In this month’s Garden Bloggers’ Bloom Day (GBBD), we’re still waiting for hints of summer but despite the persisting cold, wet and windy conditions, there are several plants in the garden whose time is now to flower and so here are some of my favourite ones.
The Spirea x Arguta (Bridal Wreath, Foam of May) has burst into a brilliant mass of white flowers that are visible long after the sun has gone down. This shrub almost seems to fluoresce in the twilight. It’s one of my favourite shrubs and I’ve been waiting all year just to see it like this:
While most blossom trees are now fading or have already finished, ours is late flowering and has just gotten started. The delay is definitely worth it as the leafless tree becomes smothered in thousands of delicate pink flowers. It’s extra special as the blossom starts off almost white, then darkens through shades of pink as it ages. The flowers are double too and look like miniature ruffled pom-poms. Seeing this tree erupt into flower is incredibly heart-lifting.
Talking of hearts, the Dicentra (now reclassified to Lamprocapnos spectabilis) is in flower, with some of the more unusual flowers to be found on any temperate plant: hearts strung out on a line:
Finally we have the dainty, unusual and very beautiful Aquilegia of mixed singles, doubles and colours, planted in groups about the garden. They will last for a while and are an essential plant for any cottage garden (especially given its common name is “Granny’s bonnet”).
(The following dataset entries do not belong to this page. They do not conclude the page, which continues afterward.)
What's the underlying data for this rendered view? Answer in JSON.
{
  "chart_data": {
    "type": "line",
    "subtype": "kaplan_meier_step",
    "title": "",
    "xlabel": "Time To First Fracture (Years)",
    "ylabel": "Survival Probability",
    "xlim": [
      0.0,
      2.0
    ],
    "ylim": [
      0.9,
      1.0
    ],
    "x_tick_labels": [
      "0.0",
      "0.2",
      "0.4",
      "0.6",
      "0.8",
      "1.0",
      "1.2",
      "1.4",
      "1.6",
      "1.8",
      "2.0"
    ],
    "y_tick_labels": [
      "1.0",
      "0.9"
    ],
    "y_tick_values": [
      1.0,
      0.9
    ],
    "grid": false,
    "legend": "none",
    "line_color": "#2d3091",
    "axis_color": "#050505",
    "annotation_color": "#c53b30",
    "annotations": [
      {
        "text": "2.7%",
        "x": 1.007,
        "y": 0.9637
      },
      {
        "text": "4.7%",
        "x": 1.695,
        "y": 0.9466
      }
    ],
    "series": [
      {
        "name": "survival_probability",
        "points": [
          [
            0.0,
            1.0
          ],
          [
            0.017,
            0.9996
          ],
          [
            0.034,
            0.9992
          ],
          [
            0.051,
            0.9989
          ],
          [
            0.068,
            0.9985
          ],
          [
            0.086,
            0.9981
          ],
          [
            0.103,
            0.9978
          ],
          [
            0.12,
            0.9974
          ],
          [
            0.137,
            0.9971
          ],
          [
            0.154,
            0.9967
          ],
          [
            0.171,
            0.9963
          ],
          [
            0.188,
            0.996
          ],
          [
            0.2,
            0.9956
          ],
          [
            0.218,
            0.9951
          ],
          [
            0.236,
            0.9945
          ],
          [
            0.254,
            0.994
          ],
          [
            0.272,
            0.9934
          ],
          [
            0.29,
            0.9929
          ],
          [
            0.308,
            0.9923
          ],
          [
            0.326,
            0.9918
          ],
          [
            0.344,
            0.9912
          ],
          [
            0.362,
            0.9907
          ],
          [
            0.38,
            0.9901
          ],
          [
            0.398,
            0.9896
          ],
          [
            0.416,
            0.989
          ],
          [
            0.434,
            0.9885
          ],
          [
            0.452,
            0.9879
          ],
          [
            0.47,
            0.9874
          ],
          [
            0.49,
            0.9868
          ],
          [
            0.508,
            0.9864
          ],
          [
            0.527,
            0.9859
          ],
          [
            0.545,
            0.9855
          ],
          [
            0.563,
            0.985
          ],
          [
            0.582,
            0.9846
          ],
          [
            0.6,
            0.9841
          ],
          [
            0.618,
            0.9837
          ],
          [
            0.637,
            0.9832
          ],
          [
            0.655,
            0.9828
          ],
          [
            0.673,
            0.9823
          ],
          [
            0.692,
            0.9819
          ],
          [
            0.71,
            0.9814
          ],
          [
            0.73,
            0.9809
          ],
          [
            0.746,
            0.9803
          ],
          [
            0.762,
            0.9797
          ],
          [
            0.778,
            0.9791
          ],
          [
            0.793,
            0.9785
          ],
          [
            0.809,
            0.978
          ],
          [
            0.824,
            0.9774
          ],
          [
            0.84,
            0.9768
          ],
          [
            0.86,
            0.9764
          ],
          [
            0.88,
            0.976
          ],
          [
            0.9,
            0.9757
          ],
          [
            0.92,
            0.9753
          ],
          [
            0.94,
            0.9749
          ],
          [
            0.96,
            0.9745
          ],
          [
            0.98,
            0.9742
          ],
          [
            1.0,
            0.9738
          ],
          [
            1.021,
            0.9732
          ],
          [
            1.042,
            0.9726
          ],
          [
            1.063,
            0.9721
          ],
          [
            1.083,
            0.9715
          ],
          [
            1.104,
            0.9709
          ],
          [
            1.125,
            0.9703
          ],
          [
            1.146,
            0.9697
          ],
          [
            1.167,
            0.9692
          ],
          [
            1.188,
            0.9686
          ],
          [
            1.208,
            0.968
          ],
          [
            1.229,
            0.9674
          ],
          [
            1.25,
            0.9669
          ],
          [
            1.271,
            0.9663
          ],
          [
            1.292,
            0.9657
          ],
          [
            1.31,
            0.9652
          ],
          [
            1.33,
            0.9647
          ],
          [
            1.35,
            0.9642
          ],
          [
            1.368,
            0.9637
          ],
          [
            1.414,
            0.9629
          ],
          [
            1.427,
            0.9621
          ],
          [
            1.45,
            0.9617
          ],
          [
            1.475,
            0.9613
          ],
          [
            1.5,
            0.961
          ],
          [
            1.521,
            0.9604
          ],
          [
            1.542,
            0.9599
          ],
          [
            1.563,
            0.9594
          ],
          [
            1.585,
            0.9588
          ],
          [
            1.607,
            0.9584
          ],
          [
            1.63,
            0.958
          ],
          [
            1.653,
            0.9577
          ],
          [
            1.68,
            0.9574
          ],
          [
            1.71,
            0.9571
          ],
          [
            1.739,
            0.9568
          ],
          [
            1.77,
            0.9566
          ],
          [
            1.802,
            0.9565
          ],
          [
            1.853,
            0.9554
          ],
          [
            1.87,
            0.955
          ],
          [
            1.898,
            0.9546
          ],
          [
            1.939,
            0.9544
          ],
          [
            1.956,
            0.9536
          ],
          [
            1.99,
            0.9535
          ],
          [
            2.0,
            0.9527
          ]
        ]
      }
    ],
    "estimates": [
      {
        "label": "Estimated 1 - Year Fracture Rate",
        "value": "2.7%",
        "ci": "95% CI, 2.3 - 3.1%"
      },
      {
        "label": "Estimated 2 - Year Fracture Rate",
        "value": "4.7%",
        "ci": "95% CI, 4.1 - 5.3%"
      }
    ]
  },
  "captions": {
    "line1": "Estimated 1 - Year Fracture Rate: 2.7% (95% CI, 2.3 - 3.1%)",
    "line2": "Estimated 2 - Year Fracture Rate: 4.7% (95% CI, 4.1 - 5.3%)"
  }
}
Some colours are out earlier than others. They’re so easy to do from seed, I can imagine having a few trays of these by the end of the season.
Other plants in flower at the moment include Lunaria Annua (Honesty), Clematis Montana Rubens, Choisya Ternata (mexican orange blossom), a long drift of wild garlic and of course, the Wisteria, which deserves a whole post dedicated just to itself.
Garden Bloggers Bloom Day is hosted by May Dreams Gardens on the 15th of every month, giving gardeners around the world an opportunity to show what’s in flower in their part of the world.